Beauty
Visual perceptions of human beauty are obviously learned behaviors. What is beautiful in one culture is not beautiful in another. What one person finds beautiful in a lover may horrify another.
Yet, there are social trends of beauty. These are taught to a receptive public by the drumming of visual commercial media. Long hair, short hair, tall, short, thin and plump. These all come and go with the whim of advertisers and the appetite of consumers for change.
There are also basic, generally accepted elements of human beauty which include youthfulness, muscularity, symmetry, smoothness of skin, large eyes, thick hair, white teeth, etc..

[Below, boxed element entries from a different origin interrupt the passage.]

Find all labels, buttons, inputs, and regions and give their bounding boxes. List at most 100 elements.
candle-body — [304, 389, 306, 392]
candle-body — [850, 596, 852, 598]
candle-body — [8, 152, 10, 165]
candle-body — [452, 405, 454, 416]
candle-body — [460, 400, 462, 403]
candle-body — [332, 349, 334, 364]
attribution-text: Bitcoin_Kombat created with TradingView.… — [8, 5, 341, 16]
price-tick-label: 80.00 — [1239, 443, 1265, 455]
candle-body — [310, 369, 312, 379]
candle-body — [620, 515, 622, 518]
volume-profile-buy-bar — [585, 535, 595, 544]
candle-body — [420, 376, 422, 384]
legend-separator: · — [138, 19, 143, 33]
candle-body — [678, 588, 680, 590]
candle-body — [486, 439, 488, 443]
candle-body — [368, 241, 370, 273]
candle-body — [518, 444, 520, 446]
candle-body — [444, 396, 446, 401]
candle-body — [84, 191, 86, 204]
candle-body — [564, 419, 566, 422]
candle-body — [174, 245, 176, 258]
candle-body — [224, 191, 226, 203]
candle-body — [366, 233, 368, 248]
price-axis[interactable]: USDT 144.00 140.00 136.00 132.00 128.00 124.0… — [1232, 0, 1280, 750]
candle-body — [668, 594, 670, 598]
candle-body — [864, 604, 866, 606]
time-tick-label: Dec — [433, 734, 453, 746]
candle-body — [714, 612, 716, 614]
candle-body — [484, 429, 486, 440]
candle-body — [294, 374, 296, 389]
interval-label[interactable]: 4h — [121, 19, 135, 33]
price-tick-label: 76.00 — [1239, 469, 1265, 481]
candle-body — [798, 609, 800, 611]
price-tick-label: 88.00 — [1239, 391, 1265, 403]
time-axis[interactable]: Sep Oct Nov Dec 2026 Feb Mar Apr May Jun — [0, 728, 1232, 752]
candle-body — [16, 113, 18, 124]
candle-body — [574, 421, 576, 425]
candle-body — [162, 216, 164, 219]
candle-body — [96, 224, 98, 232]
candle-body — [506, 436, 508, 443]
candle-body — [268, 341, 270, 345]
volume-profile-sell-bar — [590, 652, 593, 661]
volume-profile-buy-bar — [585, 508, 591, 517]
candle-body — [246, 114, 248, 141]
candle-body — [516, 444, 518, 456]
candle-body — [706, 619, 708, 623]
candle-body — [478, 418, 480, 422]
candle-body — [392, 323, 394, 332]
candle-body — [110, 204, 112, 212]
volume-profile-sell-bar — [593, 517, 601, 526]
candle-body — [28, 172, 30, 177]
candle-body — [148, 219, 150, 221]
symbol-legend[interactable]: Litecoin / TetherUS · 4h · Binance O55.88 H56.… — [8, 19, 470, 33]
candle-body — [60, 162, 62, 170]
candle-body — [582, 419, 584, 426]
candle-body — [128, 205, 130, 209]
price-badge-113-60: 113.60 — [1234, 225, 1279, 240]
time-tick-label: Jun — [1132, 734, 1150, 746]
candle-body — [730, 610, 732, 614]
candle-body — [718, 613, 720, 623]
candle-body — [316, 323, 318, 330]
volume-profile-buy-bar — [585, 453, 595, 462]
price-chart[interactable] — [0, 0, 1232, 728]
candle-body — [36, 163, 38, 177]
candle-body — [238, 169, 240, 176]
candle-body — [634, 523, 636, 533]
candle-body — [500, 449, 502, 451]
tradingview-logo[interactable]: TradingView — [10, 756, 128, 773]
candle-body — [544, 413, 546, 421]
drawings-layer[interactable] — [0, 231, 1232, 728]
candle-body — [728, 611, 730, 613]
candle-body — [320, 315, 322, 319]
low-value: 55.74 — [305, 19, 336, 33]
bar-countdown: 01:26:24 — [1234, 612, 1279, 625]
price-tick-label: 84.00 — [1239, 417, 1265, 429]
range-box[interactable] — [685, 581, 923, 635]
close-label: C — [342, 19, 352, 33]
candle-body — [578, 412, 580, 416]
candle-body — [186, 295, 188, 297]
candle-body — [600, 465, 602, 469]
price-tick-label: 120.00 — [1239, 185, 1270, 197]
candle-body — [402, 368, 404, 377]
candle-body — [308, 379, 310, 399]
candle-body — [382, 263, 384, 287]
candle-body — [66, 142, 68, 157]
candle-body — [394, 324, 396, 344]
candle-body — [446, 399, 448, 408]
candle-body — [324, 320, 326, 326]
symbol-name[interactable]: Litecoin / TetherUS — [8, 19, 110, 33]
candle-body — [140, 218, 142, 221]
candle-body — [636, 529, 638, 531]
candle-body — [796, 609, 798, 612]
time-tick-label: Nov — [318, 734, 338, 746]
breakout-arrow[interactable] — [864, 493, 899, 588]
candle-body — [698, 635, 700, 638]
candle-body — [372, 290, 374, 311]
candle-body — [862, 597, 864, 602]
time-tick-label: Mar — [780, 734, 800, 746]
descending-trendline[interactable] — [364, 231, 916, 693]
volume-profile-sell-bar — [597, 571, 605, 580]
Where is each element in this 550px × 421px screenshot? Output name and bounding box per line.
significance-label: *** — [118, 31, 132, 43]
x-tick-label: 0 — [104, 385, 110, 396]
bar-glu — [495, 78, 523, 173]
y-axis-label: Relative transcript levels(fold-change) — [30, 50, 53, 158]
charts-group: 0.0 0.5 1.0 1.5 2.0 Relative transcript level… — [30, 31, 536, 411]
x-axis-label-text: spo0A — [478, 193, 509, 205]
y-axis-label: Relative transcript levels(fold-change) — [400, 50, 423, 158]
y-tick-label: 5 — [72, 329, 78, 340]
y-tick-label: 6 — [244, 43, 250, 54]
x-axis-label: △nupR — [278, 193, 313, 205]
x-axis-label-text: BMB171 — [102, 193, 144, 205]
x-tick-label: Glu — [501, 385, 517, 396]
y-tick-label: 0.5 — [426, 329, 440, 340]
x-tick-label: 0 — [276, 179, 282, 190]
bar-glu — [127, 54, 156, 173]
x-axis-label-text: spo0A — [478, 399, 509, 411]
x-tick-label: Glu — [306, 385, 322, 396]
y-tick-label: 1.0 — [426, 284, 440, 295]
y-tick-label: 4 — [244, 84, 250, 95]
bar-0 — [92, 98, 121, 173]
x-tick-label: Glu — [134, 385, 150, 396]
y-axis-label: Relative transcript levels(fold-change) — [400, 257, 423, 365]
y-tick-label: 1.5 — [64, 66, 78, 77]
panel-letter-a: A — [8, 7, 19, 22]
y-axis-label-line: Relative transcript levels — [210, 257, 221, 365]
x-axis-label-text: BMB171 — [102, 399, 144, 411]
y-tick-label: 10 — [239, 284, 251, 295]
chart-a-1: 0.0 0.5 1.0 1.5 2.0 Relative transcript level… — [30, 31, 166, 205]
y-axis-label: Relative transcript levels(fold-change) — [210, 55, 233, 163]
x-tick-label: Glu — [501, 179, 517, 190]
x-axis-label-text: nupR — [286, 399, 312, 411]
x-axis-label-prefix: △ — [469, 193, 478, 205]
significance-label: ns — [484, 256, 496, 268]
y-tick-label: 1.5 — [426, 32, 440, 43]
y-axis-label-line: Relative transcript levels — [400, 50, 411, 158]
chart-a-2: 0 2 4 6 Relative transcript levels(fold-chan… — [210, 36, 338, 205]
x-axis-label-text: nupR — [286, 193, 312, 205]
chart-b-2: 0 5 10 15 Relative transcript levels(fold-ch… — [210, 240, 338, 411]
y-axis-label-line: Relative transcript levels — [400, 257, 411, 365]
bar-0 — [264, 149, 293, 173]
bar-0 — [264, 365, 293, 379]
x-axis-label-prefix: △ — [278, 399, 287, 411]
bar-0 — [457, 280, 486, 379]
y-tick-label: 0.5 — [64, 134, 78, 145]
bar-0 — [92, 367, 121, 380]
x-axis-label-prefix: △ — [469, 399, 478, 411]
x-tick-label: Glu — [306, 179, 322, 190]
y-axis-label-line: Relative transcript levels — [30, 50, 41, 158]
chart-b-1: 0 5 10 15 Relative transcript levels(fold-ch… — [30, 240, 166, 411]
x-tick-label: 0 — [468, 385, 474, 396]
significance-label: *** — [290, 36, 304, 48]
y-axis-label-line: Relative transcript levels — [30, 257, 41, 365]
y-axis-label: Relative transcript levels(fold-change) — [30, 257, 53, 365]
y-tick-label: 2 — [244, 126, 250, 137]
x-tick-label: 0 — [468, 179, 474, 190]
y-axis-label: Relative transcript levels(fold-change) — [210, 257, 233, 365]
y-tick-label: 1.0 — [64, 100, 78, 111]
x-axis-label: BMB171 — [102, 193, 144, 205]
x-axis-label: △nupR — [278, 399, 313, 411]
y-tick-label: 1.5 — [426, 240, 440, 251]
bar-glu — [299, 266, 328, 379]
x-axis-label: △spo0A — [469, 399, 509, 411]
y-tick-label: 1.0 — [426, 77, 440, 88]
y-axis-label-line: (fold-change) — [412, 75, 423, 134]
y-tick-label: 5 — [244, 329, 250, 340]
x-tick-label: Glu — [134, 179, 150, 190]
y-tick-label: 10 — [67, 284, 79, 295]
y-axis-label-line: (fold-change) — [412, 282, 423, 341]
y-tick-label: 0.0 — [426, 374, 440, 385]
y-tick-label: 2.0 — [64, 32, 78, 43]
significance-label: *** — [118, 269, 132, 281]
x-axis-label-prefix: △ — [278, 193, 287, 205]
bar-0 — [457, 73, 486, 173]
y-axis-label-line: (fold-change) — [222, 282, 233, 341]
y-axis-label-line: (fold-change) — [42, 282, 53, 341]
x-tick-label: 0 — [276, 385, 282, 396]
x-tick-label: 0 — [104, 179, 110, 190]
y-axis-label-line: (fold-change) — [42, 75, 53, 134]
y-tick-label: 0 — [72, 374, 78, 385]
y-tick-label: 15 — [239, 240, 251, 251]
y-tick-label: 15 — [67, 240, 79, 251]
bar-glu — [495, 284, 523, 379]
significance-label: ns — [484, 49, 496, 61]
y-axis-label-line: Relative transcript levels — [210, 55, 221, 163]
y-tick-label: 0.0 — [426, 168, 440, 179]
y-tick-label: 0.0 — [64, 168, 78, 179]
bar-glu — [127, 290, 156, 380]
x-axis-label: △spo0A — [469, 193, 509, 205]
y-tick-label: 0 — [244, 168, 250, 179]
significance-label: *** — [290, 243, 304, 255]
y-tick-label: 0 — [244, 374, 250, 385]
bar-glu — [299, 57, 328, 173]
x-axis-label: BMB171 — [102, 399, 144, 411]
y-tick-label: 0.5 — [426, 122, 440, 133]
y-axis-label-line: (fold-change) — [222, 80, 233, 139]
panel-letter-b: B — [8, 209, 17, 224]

The current materialism in society, combined with relentless saturation of daily life with commercial media which use human beauty to sell things, has led to a reduction of human beauty to its superficial material value. Beauty has been reduced to a manipulative tool to achieve materialistic gains. This is a generalized prostitution ethic, which is revealing itself on all levels of society.
One result of this ethic is the devaluation of hard work and merit as keys to success. The consequences of this are obvious. When those with marketable beauty become catapulted to positions of responsibility and celebrity over those with merit, genius or dedication, the fabric of society deteriorates.
Part of my practice is a conscious attempt to focus on merit, decency and intelligence in the people around me. This practice rapidly has made me aware that those with marketable beauty are seldom the focus of my attention in public settings or in general interactions. If conventional beauty has become power and power corrupts, then conventional beauty corrupts.